March 13, 2016

Where Hillary Clinton really stood on healthcare back in the 90s

Sam Smith, October 1993 - The administration, recovering the semiotic advantage it lost during the first months of its tenure, has thoroughly iconized its proposed health care policy, forcing anyone who wishes to challenge it to deal not only with an exotically complex proposal but with the carefully massaged image of the president's wife.

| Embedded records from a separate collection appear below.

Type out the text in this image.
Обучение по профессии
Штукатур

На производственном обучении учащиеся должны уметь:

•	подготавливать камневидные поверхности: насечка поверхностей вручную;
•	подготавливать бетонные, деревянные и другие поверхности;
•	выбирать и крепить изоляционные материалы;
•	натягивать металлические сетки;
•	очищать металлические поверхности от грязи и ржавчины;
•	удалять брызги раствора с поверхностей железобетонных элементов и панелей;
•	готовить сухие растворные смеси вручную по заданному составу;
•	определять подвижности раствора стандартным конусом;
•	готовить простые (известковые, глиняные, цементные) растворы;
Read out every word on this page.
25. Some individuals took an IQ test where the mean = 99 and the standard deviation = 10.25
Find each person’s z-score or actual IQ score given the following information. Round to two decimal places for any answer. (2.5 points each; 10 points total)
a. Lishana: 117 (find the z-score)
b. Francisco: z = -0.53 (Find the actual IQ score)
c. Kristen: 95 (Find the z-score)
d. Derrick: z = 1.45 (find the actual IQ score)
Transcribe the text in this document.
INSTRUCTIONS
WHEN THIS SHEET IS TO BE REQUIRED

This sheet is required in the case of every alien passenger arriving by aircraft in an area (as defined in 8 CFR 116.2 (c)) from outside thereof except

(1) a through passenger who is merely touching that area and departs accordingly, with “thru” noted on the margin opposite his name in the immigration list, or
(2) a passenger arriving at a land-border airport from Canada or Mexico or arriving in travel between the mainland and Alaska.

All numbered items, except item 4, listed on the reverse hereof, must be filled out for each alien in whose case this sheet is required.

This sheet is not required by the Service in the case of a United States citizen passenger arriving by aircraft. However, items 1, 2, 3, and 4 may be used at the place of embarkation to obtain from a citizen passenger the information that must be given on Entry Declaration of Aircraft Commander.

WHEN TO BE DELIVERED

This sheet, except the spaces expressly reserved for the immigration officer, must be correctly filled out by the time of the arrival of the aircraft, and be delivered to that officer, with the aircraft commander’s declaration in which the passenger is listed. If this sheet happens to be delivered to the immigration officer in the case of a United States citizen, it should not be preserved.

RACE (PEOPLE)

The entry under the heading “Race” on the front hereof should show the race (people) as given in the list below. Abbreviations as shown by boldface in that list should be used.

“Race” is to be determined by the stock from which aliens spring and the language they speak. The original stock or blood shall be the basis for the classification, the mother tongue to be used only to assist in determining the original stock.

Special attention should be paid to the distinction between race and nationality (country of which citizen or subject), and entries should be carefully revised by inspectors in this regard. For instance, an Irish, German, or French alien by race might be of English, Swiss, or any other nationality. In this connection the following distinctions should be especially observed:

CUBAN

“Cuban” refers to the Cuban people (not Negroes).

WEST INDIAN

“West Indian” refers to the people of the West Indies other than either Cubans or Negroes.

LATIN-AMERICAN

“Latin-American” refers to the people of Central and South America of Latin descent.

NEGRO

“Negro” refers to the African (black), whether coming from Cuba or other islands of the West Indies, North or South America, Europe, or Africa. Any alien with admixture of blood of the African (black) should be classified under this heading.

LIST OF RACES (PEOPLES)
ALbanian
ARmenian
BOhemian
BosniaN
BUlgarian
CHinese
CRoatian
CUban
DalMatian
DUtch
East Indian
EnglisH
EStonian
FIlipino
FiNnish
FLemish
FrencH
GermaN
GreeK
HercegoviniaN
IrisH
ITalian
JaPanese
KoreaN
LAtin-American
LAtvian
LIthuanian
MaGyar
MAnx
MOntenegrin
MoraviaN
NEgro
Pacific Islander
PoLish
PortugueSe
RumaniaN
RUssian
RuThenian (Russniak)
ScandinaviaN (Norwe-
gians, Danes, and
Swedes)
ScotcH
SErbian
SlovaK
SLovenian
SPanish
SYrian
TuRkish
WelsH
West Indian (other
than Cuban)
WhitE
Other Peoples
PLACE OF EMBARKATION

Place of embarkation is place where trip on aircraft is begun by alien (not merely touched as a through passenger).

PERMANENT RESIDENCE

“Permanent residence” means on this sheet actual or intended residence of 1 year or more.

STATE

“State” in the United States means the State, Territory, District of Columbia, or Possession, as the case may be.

Since the promoted image is one of a intelligent, charming feminist paragon, it becomes difficult to suggest that Ms. Clinton might be involved in one of the largest economic giveaways since the government handed the railroads 21 million free acres in the late 19th century. Or that much of her defense of the program comes down to uncredible versions of "trust us" or "excellent question, Senator" or "we will be sensitive to that" or "we share your concern." Or that the plan will primarily benefit a few large American corporations well positioned to take advantage of it. Or that the administration's cost accounting for its policy assumes a level of accuracy never before seen in Washington fiscal projections, let alone in any of Clinton's number-crunching to date. Or that the policy Ms. Clinton defends would, to varying degrees, replace medical decisions in healthcare with fiscal ones, supplant the traditional doctor-patient relationship with a highly institutionalized system, reduce greatly a patient's choice, and generally remake medicine along corporate lines.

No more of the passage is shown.